Australian health insurers HCF and HBF have agreed in principle to merge their operations that would create an A$4bn insurance company.
Together, the two companies would have nearly 18.4% market share and serving 2.5 million customers.
The combined entity would emerge as the Australia’s third biggest private health insurer, behind Medibank and Bupa.
Post-merger, both HBF and HCF will retain their individual identities and continue to manage by their own management under a new umbrella company headed by a common board of 10 directors.
HBF CEO and managing director John Van Der Wielen said HBF had been reviewing its strategy to ensure it could continue to provide its policyholders with the best possible health cover in a competitive market.
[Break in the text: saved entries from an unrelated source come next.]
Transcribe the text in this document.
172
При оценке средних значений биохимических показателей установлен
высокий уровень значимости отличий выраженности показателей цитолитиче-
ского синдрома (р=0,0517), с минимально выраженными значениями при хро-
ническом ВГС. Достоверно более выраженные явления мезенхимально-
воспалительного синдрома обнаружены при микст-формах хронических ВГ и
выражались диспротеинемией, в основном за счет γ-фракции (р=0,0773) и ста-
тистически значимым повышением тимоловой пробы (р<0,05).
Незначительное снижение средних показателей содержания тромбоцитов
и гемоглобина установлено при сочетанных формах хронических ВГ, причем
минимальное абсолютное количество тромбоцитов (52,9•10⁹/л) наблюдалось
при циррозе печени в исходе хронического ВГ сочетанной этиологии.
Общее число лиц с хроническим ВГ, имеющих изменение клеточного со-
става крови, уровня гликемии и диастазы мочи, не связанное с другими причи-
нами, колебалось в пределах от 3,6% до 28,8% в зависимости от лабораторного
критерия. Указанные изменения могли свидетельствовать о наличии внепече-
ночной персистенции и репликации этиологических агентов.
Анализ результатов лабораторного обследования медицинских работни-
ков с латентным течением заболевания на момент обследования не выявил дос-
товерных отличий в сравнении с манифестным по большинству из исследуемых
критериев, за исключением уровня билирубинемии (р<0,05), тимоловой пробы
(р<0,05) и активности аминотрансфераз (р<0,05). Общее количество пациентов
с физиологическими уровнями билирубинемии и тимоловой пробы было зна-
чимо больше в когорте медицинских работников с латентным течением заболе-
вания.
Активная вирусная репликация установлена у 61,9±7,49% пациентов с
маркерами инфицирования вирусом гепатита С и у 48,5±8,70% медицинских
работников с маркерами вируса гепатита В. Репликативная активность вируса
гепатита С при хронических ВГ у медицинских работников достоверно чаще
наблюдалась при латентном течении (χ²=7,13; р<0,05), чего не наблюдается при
“Up to now HBF and HCF have been strong in different states. HBF is one of Western Australia’s best loved brands but is much less recognized in other states. The merger would give us a truly national presence,” Van Der Wielen added.
Commenting on the deal, HBF chairman Tony Crawford said: “In combining Australia’s two largest not for profit health funds, this merger would bring together two companies with common values and a shared commitment to put members first.
“We wanted to be sure that under the terms of any merger the iconic HBF brand would be retained in WA, employees would be looked after and, crucially, HBF’s not-for-profit status would remain, meaning we continue to put members first, not shareholders.”
Upon receiving regulatory approvals from ACCC and APRA, as well as approvals from the councillors of HCF and HBF, the merger is scheduled to be concluded by mid 2018.